On estime qu’en France chaque année environ 20 000 jeunes de 16 à 18 ans arrêtent l’école et se retrouvent sans diplôme, sans formation, dans des situations de précarité et avec des difficultés pour trouver un emploi.

Dès 2020, on proposera systématiquement à ces jeunes un contrat d’apprentissage ou le financement d’une formation.

Les symboles républicains dans chaque classe

Jusqu’à présent, la présence du drapeau français et du drapeau européen n’était obligatoire que devant les écoles. Le nouveau texte de loi prévoit l’installation des 2 drapeaux dans chaque classe, dans les écoles, collèges et lycées, ainsi que de la devise « Liberté, Égalité, Fraternité » et l’affichage des paroles de La Marseillaise.

D’autre part, lorsqu’une carte de France est affichée dans la classe, il sera de la responsabilité des enseignants de vérifier que les territoires d’outre-mer y figurent.



Lutte contre les discriminations : de nouveaux formulaires administratifs

Les cases « père » et mère » ne seront pas retirées des formulaires destinés aux parents. Mais pour garantir la prise en considération « de toutes les situations familiales » sans discrimination, il sera possible de remplir des cases « représentant légal », un terme plus adapté notamment pour les familles homoparentales.

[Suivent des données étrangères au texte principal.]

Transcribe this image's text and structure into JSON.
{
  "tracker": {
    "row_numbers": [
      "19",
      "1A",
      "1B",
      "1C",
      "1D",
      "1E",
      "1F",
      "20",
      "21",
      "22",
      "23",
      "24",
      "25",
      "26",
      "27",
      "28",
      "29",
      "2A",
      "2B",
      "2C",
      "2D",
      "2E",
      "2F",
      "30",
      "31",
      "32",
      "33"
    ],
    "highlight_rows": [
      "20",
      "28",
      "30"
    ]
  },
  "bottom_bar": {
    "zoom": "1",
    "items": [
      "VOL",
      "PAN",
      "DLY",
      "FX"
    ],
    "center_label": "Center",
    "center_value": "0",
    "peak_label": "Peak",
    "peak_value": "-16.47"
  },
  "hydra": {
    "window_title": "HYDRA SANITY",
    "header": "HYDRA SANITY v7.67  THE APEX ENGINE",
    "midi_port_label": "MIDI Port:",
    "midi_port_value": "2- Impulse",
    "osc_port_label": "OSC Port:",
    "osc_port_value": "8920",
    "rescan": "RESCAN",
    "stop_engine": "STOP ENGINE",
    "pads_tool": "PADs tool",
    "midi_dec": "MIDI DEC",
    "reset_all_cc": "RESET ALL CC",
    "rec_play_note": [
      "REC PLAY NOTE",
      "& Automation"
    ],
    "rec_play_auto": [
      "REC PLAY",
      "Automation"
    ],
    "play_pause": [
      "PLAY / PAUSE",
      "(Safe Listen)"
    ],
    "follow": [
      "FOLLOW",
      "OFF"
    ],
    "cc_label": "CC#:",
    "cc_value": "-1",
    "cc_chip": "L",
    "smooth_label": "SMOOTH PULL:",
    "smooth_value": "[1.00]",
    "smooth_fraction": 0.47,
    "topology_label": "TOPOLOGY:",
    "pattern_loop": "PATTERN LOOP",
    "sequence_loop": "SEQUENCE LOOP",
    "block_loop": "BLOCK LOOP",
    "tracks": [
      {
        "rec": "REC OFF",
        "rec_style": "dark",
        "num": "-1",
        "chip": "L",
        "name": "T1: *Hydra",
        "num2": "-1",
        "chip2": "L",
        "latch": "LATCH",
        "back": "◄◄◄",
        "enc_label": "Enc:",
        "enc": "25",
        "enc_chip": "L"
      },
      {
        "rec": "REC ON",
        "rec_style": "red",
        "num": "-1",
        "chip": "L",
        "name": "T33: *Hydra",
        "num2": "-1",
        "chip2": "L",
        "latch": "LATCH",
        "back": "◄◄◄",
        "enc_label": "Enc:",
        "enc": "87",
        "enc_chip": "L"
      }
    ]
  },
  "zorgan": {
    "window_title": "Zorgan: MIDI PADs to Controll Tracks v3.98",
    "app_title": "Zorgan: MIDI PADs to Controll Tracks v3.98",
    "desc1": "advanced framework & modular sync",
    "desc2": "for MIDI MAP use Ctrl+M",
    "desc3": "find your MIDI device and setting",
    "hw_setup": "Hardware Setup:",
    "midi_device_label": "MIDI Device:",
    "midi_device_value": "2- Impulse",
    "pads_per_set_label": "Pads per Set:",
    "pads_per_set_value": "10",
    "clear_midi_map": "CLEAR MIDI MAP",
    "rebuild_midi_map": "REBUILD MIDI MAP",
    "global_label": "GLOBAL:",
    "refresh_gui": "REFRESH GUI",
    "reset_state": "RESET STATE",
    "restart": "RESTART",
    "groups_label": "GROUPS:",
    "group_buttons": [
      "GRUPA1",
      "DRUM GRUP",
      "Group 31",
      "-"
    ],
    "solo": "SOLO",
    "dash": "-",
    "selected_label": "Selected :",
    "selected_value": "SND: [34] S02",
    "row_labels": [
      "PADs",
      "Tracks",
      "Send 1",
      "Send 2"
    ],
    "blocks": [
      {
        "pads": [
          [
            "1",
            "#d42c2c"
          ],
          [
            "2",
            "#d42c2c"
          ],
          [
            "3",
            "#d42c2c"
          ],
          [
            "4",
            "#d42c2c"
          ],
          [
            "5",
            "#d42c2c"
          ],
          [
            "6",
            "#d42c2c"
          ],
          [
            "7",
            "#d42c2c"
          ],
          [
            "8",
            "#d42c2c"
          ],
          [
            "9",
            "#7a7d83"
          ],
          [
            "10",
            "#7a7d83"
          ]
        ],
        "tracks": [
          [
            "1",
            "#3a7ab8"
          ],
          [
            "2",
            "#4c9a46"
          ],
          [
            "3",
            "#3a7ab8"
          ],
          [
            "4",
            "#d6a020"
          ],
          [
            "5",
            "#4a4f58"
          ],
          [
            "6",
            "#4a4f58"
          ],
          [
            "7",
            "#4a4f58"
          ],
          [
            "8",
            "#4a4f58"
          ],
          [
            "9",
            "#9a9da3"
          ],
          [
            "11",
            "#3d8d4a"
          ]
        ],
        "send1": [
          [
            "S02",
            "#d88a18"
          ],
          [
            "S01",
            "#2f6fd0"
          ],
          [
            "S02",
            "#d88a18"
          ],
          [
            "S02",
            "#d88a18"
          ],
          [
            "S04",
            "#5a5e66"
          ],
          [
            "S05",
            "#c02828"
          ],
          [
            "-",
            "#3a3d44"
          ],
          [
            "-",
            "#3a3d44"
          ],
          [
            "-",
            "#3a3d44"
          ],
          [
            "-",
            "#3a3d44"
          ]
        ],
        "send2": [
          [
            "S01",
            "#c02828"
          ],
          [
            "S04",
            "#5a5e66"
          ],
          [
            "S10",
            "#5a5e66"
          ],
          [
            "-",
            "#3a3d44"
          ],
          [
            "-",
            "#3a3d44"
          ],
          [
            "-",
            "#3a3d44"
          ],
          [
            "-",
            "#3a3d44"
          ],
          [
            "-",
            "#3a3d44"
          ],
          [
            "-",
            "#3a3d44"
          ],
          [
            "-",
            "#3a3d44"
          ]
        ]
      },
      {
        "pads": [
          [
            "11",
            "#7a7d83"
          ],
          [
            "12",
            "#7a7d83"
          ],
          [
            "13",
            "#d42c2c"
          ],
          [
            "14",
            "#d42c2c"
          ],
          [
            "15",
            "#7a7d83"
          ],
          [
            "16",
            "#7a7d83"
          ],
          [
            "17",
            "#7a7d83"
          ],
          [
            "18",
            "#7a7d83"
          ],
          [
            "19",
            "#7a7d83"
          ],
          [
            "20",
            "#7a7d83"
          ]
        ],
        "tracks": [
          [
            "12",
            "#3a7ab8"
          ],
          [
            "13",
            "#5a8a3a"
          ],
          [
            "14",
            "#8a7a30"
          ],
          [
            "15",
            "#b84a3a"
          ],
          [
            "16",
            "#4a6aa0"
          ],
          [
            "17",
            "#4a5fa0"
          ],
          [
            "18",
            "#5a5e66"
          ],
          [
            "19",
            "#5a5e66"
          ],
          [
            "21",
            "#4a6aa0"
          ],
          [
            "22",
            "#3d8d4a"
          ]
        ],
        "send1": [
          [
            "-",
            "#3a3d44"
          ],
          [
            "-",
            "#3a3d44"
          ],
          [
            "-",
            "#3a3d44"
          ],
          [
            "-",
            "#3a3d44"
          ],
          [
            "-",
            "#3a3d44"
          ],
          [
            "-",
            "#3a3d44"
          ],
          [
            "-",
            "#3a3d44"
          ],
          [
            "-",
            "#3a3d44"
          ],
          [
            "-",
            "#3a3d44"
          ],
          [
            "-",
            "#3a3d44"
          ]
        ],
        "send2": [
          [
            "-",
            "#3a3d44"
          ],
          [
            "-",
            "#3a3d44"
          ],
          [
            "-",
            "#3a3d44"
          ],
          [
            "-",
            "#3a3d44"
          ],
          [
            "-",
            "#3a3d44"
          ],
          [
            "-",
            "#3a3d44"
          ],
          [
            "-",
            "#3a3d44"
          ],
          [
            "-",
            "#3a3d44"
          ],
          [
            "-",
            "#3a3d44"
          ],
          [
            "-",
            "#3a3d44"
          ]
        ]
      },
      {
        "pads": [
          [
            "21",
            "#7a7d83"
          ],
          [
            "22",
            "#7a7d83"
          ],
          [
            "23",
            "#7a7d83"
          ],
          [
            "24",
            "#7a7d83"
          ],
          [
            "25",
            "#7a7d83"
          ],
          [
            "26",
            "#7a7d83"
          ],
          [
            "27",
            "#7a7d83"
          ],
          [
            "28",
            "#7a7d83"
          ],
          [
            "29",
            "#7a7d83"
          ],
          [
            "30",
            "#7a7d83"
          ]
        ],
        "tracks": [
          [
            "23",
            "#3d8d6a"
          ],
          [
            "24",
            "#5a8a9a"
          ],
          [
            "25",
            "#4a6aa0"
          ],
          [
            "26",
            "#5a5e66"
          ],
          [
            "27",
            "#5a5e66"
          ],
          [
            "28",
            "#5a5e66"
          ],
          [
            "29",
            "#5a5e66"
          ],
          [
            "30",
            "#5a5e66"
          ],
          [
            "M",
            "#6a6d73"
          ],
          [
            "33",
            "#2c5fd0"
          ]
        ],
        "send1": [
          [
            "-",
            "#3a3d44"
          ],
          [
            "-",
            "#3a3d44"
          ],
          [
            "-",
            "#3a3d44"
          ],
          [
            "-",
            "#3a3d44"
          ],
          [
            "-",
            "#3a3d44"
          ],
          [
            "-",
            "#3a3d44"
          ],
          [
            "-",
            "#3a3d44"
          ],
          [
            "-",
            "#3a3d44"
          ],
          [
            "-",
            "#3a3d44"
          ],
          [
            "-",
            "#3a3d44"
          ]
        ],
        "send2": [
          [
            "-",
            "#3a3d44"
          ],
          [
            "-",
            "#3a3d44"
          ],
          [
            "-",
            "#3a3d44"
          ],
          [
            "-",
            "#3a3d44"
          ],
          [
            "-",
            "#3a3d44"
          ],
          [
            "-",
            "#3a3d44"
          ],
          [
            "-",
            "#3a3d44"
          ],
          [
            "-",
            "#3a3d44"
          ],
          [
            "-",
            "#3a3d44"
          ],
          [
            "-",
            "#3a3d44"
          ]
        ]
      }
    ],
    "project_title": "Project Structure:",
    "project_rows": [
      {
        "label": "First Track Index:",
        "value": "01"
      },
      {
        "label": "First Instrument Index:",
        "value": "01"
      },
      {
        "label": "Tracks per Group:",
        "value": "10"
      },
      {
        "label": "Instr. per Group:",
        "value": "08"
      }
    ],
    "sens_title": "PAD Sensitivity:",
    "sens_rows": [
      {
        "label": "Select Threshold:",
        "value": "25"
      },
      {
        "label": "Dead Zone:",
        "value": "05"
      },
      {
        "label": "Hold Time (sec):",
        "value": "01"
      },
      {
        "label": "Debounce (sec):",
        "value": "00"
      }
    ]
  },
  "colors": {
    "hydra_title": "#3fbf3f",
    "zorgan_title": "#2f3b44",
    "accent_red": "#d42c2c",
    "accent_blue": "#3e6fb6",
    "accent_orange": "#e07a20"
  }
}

Les « pions » pourront remplacer les profs

Les surveillants seront autorisés à enseigner lorsqu’ils seront en train de préparer les concours de recrutement de l’éducation nationale et seront rémunérés en conséquence dès leur 2e année de licence.

Le but de cette mesure et de rendre plus attractif les métiers de l’enseignement.

Le processus de formation des enseignants va évoluer

Les détails du contenu des formations, du volume horaire, de la part théorie/pratique/concours n’ont pas encore été communiqués par le ministère de l’Éducation.

En revanche, on sait que les Espé (écoles supérieures du professorat et de l’éducation) seront renommés Inspé (instituts nationaux supérieurs du professorat et de l’éducation).

Évaluation

Le CEE (Conseil d’évaluation de l’école) se substituera au Cnesco (Conseil d’évaluation du système scolaire) et aura pour mission la coordination des évaluations menées par le ministère.

Création d’établissements internationaux

Des EPLEI (établissements publics locaux d’enseignement international) vont être créés et seront chargés de l’éducation scolaire de la maternelle à la terminale avec pour but de les préparer au « bac européen » ou à l’option internationale du bac et du brevet.

Pour ceux qui accompagnent les élèves en situation de handicap

Des CDD de 3 ans seront désormais proposés aux AESH (accompagnants des élèves en situation de handicap) avec la possibilité que le contrat soit renouvelé une fois, et la proposition systématique d’un CDI après 6 ans dans la même fonction.

Pour les syndicats, ce « vrai statut de fonctionnaire » va permettre de mieux « répondre à un besoin permanent ».

Lutte contre le harcèlement

Le droit de chacun à bénéficier d’une éducation sans être victime de harcèlement a été inscrit dans la nouvelle loi et le devoir d’« exemplarité » du personnel enseignant y est souligné. On y rappelle aussi la nécessité pour les élèves et leur famille de se montrer respectueux envers les institutions.

Des « expérimentations pédagogiques » seront autorisées dans les écoles et les lycées pour une durée limitée et un rectorat de plein exercice va être créé à Mayotte.